La maquinaria de guerra estadounidense, explicada
Un análisis profundo de cómo Estados Unidos construyó el ejército más costoso del mundo, y de cómo las ganancias de la guerra y los programas secretos han distorsionado sus decisiones.
- Estados Unidos gasta más en su ejército que los siguientes 10 países juntos, porque actúa como policía global con 800 bases en otros países.

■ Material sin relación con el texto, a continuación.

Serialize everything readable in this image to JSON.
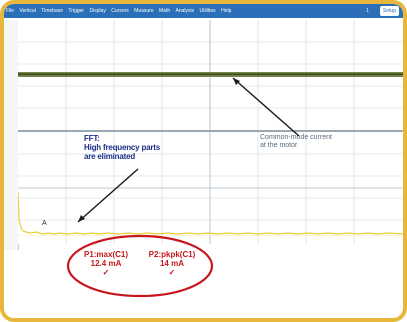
{
  "menu": {
    "items": [
      "File",
      "Vertical",
      "Timebase",
      "Trigger",
      "Display",
      "Cursors",
      "Measure",
      "Math",
      "Analysis",
      "Utilities",
      "Help"
    ],
    "window_number": "1",
    "right_button": "Setup"
  },
  "annotations": {
    "fft_title": "FFT:",
    "fft_line1": "High frequency parts",
    "fft_line2": "are eliminated",
    "common_mode_line1": "Common-mode current",
    "common_mode_line2": "at the motor"
  },
  "trace_marker": "A",
  "measurements": {
    "p1_label": "P1:max(C1)",
    "p1_value": "12.4 mA",
    "p2_label": "P2:pkpk(C1)",
    "p2_value": "14 mA",
    "check": "✓"
  },
  "colors": {
    "frame": "#e7b63a",
    "menubar": "#2a6fb8",
    "trace_top": "#5d6e2a",
    "trace_fft": "#e6cf3a",
    "annotation_red": "#c8161d",
    "annotation_blue": "#1b2f8a"
  }
}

- Más de la mitad del presupuesto se destina a cinco grandes contratistas —Lockheed, Boeing, Raytheon, General Dynamics y Northrop—, que enfrentan poca competencia y con frecuencia cobran de más.
- Esas empresas hacen lobby ante los legisladores, recurren a una "puerta giratoria" de exgenerales y reparten empleos en fábricas por distintos estados, de modo que ningún político quiere recortar el gasto.
- El Pentágono ha reprobado seis auditorías consecutivas y no puede localizar el 61% de sus activos físicos.
- Estados Unidos vende armas a más de 100 países como una moneda de cambio para ganar influencia, pero esa capacidad de presión a menudo falla: Arabia Saudita e Israel usaron armamento estadounidense de maneras a las que Estados Unidos se oponía.
- Tras el 11 de septiembre, la CIA operó cárceles secretas conocidas como "sitios negros" en decenas de países y torturó a sospechosos, lo que produjo poca información útil y contaminó casos reales de terrorismo, por lo que algunos cabecillas quizá nunca sean juzgados.
Perspectiva: El gasto sigue aumentando sin un freno político real, y los mismos conflictos de interés impulsados por las ganancias que alimentaron guerras pasadas siguen firmemente en su lugar.